CES: From Vegas to the World

The local tourist campaign says what happens in Vegas stays in Vegas. Actually last week, the idea was that what happens in Vegas ends up in your living room, your pocket or even your kitchen.
|

The local tourist campaign says what happens in Vegas stays in Vegas. Actually last week, the idea was that what happens in Vegas ends up in your living room, your pocket or even your kitchen.

The Consumer Electronics Show is a monster - 1.9m square feet of exhibits and 20,000 new products unveiled in just four days. And that's before you add in the off-site meetings involving pretty much all of the big advertising agencies.

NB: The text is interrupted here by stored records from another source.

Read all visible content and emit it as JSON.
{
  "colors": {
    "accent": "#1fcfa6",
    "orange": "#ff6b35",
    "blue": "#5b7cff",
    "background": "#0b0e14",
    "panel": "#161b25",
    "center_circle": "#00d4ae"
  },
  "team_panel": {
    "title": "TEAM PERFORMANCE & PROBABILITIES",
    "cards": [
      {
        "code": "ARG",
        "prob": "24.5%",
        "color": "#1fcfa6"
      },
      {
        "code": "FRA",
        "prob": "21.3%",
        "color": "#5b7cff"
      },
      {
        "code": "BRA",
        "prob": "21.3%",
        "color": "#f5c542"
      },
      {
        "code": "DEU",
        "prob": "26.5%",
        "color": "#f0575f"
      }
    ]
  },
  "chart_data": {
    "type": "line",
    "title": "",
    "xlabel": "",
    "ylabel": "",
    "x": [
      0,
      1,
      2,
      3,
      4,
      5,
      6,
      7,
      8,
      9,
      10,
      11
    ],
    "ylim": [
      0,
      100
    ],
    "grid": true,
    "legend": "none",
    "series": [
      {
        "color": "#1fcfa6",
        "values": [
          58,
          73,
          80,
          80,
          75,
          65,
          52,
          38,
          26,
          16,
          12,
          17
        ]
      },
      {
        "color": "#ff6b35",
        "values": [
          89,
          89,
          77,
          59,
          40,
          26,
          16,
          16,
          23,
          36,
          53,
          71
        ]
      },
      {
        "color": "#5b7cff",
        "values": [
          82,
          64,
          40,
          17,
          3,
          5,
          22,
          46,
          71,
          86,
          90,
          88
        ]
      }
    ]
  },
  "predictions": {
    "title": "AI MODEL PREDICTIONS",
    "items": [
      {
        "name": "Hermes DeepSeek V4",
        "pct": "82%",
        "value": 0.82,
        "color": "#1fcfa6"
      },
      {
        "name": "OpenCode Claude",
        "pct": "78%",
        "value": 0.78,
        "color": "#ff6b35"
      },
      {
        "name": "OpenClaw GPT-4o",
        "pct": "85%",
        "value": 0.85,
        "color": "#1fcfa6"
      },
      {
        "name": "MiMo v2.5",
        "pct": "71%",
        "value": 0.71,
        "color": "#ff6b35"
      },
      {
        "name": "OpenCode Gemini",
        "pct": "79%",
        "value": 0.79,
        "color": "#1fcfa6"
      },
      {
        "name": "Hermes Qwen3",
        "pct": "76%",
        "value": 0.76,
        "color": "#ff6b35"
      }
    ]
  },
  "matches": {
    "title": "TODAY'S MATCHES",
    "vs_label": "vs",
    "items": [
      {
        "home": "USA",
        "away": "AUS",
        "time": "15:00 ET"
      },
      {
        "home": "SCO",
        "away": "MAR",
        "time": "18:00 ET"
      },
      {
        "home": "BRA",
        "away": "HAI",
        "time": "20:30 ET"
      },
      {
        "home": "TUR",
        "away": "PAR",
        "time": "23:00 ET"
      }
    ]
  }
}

Las Vegas in January has now become as much part of the advertising year as the annual summer pilgrimage to the south of France. In part that explains why experienced CES hands say this year's show is the busiest ever. It's also a reflection of the importance that we as consumers now place on technology and innovation.

The overall theme of this year's show is connectivity: the idea that by connecting devices to the Internet they become smarter, more efficient and more useful.

Smart appliances on show included a fridge that can order more milk when you run low. It may not appeal immediately to your granny but sooner or later we'll probably all have one.

More traditional CES fare, however, was the number of tablets on show. Every electronics manufacturer now has its own tablet. The differences are minimal - they all have extremely high screen quality, are all very light, and they all have very good (usually HD) cameras.

The tablet market is about to become much more competitive from a hardware standpoint, so expect to see tablet prices coming down as new entrants try to buy market share.

No CES, however, would be complete with talk about TV. Last year, connected TV was the big message coming out of CES and that has continued.

Walking around the exhibition centre, however, you could be forgiven for thinking that it was purely a competition to see who had the biggest screen. Samsung is exhibiting a whopping 110 inch ultra high definition TV - how big is your living room?

Perhaps more useful from a media perspective, is the update to the smart brain inside the brand's TVs, which adds a recommendation engine, suggesting shows you may want to watch on the basis of your TV viewing habits.

Just as Amazon knows which books we like to read, in the future Samsung's Smart Hub could be the best predictor of our evening's viewing.

One thing that catches your eye when looking at any of these gargantuan TVs though, is the quality of the picture you can now achieve - which is stunning.

Sony is showing off a new 4K OLED TV with an incredibly crisp image quality, and LG is showcasing curved OLED screens, again with extraordinary quality.

This innovation in screen quality is not just limited to TV. Many of the newest mobiles on show can provide exceptional quality when watching video content. I tested the new Sony Experia Z handset, for example, and the video quality is better than my home TV.

The big question now, is that as Internet consumption grows on mobile and tablet devices, will the infrastructure be able to handle the level of data this traffic requires?

When these new devices hit the high street, the consumption of video and other content will explode, as the experience is so good. Mobile carriers urgently need to assess their infrastructure investment, and getting 4G more broadly rolled out in the UK will be critical.